The three anchor freighters came on. The mouthholes, so many evil space mosquitoes, condensed around them, went in for bites and turned to keep up. Clay remembered being followed through the woods of Maine on a March day by clouds of black flies, horseflies and mosquitoes. Now the freighters were fighting back: unlike the Ghosts, the freighters were armored, and they had all remade their construction lasers into big ol’ photon cannons. But they didn’t know how to actually injure the mouthholes. All the freighters began to take damage, and one of them showed flashes as the drive section got chewed up.
Then the Betas were in among them.
7.
The fight took about thirty seconds spread over the next hour. Phase One had already happened: the freighters were set upon, and the mouthholes turned to chase and harry and take bites of them. The freighters mostly held their own, but one of them, the Corsica, began to show significant damage to its drive section. The pursuing hunters concentrated on Corsica, the weakened animal in the herd, shadowing it but avoiding the volleys and, eventually, the reprogrammed missiles of the Tasmania and the Greenland.

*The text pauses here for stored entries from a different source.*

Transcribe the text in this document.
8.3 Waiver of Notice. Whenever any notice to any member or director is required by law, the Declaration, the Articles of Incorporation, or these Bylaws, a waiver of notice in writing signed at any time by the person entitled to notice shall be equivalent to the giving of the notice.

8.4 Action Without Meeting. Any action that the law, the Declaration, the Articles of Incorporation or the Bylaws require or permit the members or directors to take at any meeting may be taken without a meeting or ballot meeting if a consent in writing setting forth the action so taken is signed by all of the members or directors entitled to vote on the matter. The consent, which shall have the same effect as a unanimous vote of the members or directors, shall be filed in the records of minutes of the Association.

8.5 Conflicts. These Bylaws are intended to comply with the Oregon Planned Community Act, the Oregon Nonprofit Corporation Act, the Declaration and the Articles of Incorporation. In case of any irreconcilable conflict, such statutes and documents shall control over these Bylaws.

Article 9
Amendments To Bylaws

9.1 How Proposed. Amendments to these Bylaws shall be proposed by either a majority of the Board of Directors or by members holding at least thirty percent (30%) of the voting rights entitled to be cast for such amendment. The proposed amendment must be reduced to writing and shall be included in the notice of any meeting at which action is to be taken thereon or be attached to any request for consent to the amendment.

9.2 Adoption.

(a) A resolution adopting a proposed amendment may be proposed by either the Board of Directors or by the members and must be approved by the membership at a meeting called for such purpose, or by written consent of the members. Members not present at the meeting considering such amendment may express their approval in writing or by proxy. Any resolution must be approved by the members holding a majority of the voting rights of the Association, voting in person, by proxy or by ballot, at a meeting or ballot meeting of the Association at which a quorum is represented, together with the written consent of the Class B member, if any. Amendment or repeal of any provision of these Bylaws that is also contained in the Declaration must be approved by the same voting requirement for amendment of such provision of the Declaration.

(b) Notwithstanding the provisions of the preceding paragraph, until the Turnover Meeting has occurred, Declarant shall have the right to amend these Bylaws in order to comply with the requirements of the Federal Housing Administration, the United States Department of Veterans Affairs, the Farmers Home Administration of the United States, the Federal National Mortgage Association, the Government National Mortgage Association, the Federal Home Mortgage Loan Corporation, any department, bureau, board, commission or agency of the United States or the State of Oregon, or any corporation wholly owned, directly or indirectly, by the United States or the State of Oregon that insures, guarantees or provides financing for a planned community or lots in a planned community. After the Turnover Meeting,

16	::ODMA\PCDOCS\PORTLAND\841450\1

In Phase Two, Beta Wing came in, not straight on and braking hard but around the side and turning hard. On magnification, Clay had to be impressed. Rojette and Li Zan, neither of whom had seemed especially formidable in simulated battle, teamed up on one and then another of the foe, leaving two of them blown to bits. Vilya and Bonnie Bain took a few wounds and had a few misses but then went on a streak and paired up to cut three more mouthholes in half. But, confined by their much less nimble acceleration and deceleration and by the speed they had needed to build up to even be where they were in time, Beta Wing could not maintain contact with the enemy. The mouthholes evaporated from their target area.

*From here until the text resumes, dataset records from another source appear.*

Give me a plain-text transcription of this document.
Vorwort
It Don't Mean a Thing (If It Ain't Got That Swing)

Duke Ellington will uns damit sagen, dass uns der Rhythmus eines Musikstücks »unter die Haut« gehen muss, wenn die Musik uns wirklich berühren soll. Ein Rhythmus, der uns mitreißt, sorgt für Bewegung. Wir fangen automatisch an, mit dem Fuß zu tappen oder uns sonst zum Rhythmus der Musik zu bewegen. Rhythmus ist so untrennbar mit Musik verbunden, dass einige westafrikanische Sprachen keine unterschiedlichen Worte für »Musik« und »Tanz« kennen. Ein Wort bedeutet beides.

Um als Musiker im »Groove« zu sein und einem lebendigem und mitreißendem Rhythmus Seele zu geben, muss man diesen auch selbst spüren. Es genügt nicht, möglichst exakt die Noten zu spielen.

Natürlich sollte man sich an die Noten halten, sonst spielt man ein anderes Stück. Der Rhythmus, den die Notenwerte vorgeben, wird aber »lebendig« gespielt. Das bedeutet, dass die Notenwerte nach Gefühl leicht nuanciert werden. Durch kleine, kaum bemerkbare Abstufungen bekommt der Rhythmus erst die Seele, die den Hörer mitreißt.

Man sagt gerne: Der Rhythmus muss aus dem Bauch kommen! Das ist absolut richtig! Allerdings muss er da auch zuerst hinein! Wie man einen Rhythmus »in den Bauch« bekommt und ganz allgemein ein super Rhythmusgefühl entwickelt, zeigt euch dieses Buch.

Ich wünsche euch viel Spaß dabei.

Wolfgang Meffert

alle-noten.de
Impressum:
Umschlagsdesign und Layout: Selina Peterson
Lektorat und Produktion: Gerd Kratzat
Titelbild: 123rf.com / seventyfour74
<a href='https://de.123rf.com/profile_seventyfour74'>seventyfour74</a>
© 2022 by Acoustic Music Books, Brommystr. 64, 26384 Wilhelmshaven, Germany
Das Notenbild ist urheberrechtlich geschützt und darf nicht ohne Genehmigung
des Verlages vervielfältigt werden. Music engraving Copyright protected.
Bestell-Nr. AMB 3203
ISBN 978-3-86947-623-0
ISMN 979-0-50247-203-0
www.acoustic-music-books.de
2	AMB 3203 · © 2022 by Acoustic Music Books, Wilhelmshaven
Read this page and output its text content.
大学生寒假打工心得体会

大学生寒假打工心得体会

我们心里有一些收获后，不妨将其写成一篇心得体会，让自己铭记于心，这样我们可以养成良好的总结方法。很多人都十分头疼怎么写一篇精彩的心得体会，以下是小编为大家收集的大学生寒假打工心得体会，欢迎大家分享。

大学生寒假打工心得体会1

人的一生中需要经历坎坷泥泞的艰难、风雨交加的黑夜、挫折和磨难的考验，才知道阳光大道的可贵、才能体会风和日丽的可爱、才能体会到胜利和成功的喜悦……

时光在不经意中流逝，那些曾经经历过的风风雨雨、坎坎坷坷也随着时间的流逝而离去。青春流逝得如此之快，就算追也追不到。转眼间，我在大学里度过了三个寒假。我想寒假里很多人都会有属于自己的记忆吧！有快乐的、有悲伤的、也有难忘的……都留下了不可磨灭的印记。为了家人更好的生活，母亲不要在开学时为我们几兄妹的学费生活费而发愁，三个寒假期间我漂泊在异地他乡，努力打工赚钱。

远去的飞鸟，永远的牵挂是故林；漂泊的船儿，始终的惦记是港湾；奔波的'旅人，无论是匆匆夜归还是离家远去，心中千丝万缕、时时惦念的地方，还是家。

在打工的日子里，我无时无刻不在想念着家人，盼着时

Alpha and Gamma were coasting in, watching as Corsica’s crew tried to manage what amounted to a fire in the engine room. They still had no definite word on what the damage was, but the emanations did not look happy. That was when Phase Three burst on Alpha Wing. Ten more of the mouthholes were suddenly in their faces. Clay’s experience of this was quite simple: two of them appeared very close on either side of him and came in for the chomp; he was flipping head over hiney, trying to get his screens back to life, not to say anything of his engine; there was a mouthhole, big as life, visible through his busted‑open hatch. But the mouthhole, caught in photon blasts from either side, froze as if for a photo, and then blew up; and then another Ghost was clamping onto his where his hatch had been.
“Do you feel lucky?” came Vera’s voice in his helmet. “Because guess what? You are.”
“Yes, I feel lucky,” Clay replied, thinking, the stars might lie but the numbers never do.